Le salarié, dont la candidature au télétravail est acceptée, ne signera pas d’avenant à son contrat de travail. Les modalités de passage en télétravail sont contenues dans la demande initiale, la signature de ce formulaire par le salarié vaut acceptation des modalités.

En cas de changement de poste et/ou de client et/ou de lieu de télétravail, la demande de télétravail sera automatiquement réexaminée.

3.2. Période d’adaptation

En cas d’accord pour passer en télétravail, une période d’adaptation de 3 mois est aménagée.
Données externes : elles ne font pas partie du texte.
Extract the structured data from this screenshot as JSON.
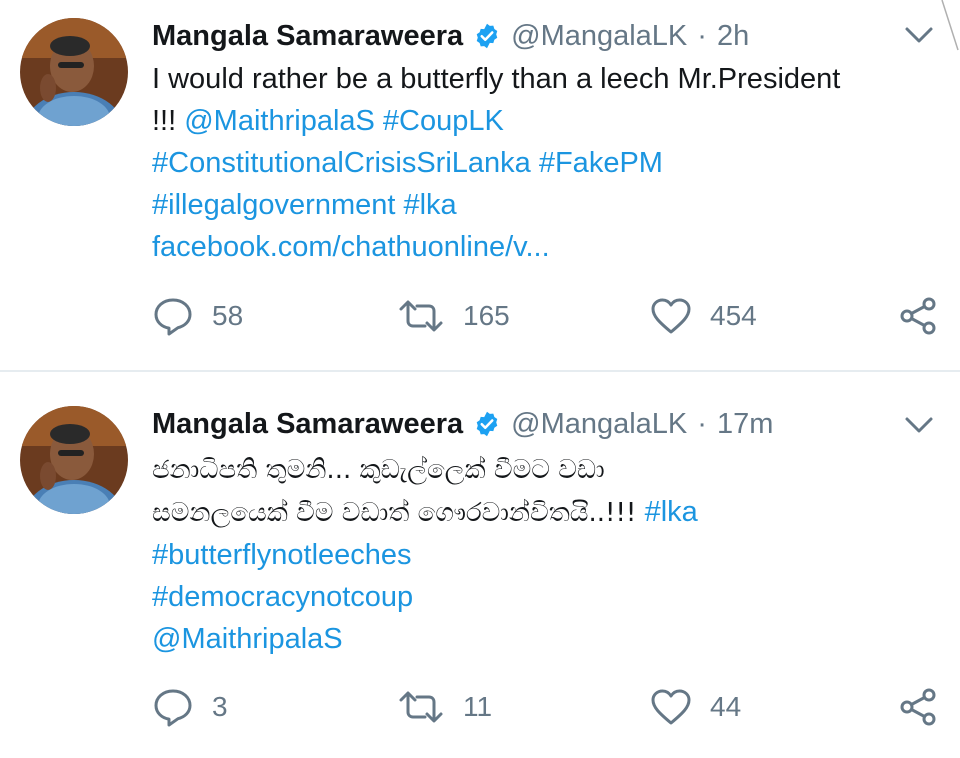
{
  "tweets": [
    {
      "author_name": "Mangala Samaraweera",
      "handle": "@MangalaLK",
      "separator": "·",
      "time": "2h",
      "text_lines": [
        [
          {
            "t": "I would rather be a butterfly than a leech Mr.President",
            "link": false
          }
        ],
        [
          {
            "t": "!!! ",
            "link": false
          },
          {
            "t": "@MaithripalaS #CoupLK",
            "link": true
          }
        ],
        [
          {
            "t": "#ConstitutionalCrisisSriLanka #FakePM",
            "link": true
          }
        ],
        [
          {
            "t": "#illegalgovernment #lka",
            "link": true
          }
        ],
        [
          {
            "t": "facebook.com/chathuonline/v...",
            "link": true
          }
        ]
      ],
      "replies": "58",
      "retweets": "165",
      "likes": "454"
    },
    {
      "author_name": "Mangala Samaraweera",
      "handle": "@MangalaLK",
      "separator": "·",
      "time": "17m",
      "text_lines": [
        [
          {
            "t": "ජනාධිපති තුමනි...  කුඩැල්ලෙක් වීමට වඩා",
            "link": false,
            "sinhala": true
          }
        ],
        [
          {
            "t": "සමනලයෙක් වීම වඩාත් ගෞරවාන්විතයි..!!! ",
            "link": false,
            "sinhala": true
          },
          {
            "t": "#lka",
            "link": true
          }
        ],
        [
          {
            "t": "#butterflynotleeches",
            "link": true
          }
        ],
        [
          {
            "t": "#democracynotcoup",
            "link": true
          }
        ],
        [
          {
            "t": "@MaithripalaS",
            "link": true
          }
        ]
      ],
      "replies": "3",
      "retweets": "11",
      "likes": "44"
    }
  ],
  "icons": {
    "verified": "verified-badge-icon",
    "more": "chevron-down-icon",
    "reply": "reply-icon",
    "retweet": "retweet-icon",
    "like": "heart-icon",
    "share": "share-icon"
  },
  "colors": {
    "link": "#1b95e0",
    "muted": "#657786",
    "text": "#14171a",
    "verified": "#1da1f2",
    "divider": "#e6ecf0"
  }
}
Pendant cette période, chacune des parties peut mettre fin au télétravail unilatéralement moyennant un délai de prévenance de 15 jours ouvrés.
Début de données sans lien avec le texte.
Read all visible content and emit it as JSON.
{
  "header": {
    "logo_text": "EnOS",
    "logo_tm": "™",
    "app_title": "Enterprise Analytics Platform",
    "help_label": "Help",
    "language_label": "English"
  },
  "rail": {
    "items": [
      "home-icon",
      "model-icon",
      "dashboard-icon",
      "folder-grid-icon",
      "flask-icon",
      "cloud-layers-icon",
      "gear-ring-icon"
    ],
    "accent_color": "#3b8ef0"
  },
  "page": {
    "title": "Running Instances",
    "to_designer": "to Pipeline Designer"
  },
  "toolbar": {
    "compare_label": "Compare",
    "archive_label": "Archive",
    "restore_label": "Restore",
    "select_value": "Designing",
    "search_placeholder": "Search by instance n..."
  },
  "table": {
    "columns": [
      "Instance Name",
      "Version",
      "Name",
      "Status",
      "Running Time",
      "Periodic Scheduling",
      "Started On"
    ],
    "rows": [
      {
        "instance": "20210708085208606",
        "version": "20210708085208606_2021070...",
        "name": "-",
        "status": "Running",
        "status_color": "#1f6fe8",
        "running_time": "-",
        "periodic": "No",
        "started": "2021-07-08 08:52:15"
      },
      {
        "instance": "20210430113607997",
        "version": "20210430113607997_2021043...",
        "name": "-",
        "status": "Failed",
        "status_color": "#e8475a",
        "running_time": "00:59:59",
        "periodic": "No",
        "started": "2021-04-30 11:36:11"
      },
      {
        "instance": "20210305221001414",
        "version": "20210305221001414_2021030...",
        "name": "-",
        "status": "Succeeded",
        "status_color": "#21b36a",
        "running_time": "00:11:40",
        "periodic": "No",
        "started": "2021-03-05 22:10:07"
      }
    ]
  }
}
A la fin de la période d’adaptation, le manager s’entretient avec le télétravailleur afin de partager et d’effectuer un premier bilan de la situation de télétravail.

3.3. Réversibilité du télétravail

En dehors de la période d’adaptation, le salarié ou le manager peut décider de mettre fin au télétravail à tout moment par écrit, moyennant le respect d’un délai de prévenance de 15 jours.

Le salarié expose les motifs qui justifient sa décision à des fins d’analyse.

Si la demande émane du manager, ce dernier et le responsable RH exposent les motifs puis lui notifient la décision motivée par écrit.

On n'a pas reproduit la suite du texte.